他の街に行くときは、ブレスレットに刻印された認識番号と俺のギルドカードが紐付けされてるので、入り口で両方見せれば再登録など無しに入場できるようになる。
◇◆◇
今日中にやることは終わったので、窓口のおじさんに宿泊できる施設を聞いたが、獣人と一緒に泊まれる宿は少ないそうだ。数少ない宿の中で、無愛想な親父が経営してるが料金も手頃で衛生的だという所を選んで場所を教えてもらい、冒険者ギルドを後にした。
ただ、おじさんに「若いからってあんまり無茶するなよ」と言われたのが気になる。
「これで正式に私のご主人様になりましたね」
隣を歩いていたアイナが突然そんな事を言いだした。
「ご主人様!?」
驚いて聞き返したが、「これが証しです」と手首に付けたブレスレットを嬉しそうに目の前に持ってくる。しっぽも元気だ。
今までどおり「ダイさん」じゃだめなのかと説得を試みたが、帰ってきた答えが。
「ご主人様はご主人様ですから。ご主人様って呼んじゃ……だめ、でしょうか」
服の裾を掴んで上目遣いにお願いしてきた。しっぽもしょんぼりと垂れ下がってる。
俺には了承する以外の選択肢は用意されていなかった。
◇◆◇
外も暗くなり始めたので、また屋台で食事を買って食べた後、ベッドの看板が目印の宿屋【真夜中の止まり木】に到着すると、腕を組んで受付に座っているおじさんが居た。あれが“無愛想な親父”だろうか。
「休憩は銅貨15枚、宿泊なら銅貨20枚だ」
銅貨を20枚取り出して支払うと、体を拭いたり洗濯に使う水は桶に入れて売ってくれるのでそれを利用すること、ランプは無料で貸し出すが油は受付で買うこと、食堂は無いので外に食べに行くか部屋に持ち込んで食べてもいいことなど説明を受けた。
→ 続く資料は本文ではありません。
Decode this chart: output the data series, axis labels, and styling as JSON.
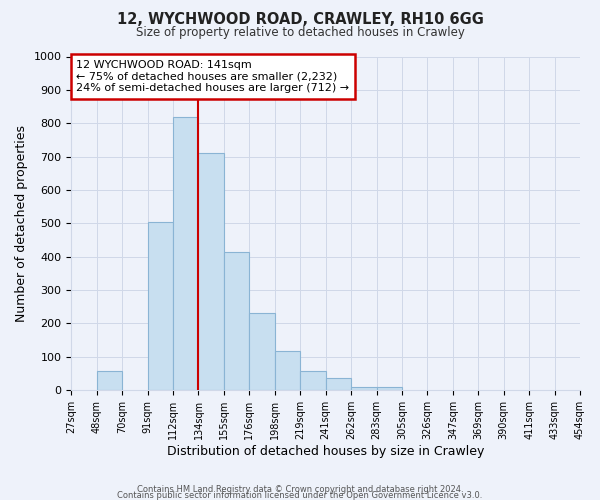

「貴重品は必ず持ち歩くようにしろ、盗られても責任は持てない」
そう言って部屋番号の書かれた木札が付いた鍵を渡してくれた。
部屋に入るとまず目に入ったのが大きめのベッド、数は1つしか無い。休憩と宿泊の2種類の料金体系、そして1つしか無いベッド、つまりそういう事もできる宿屋だったようだ。行政の受付おじさんが言ってた「無茶するな」の意味が理解できた。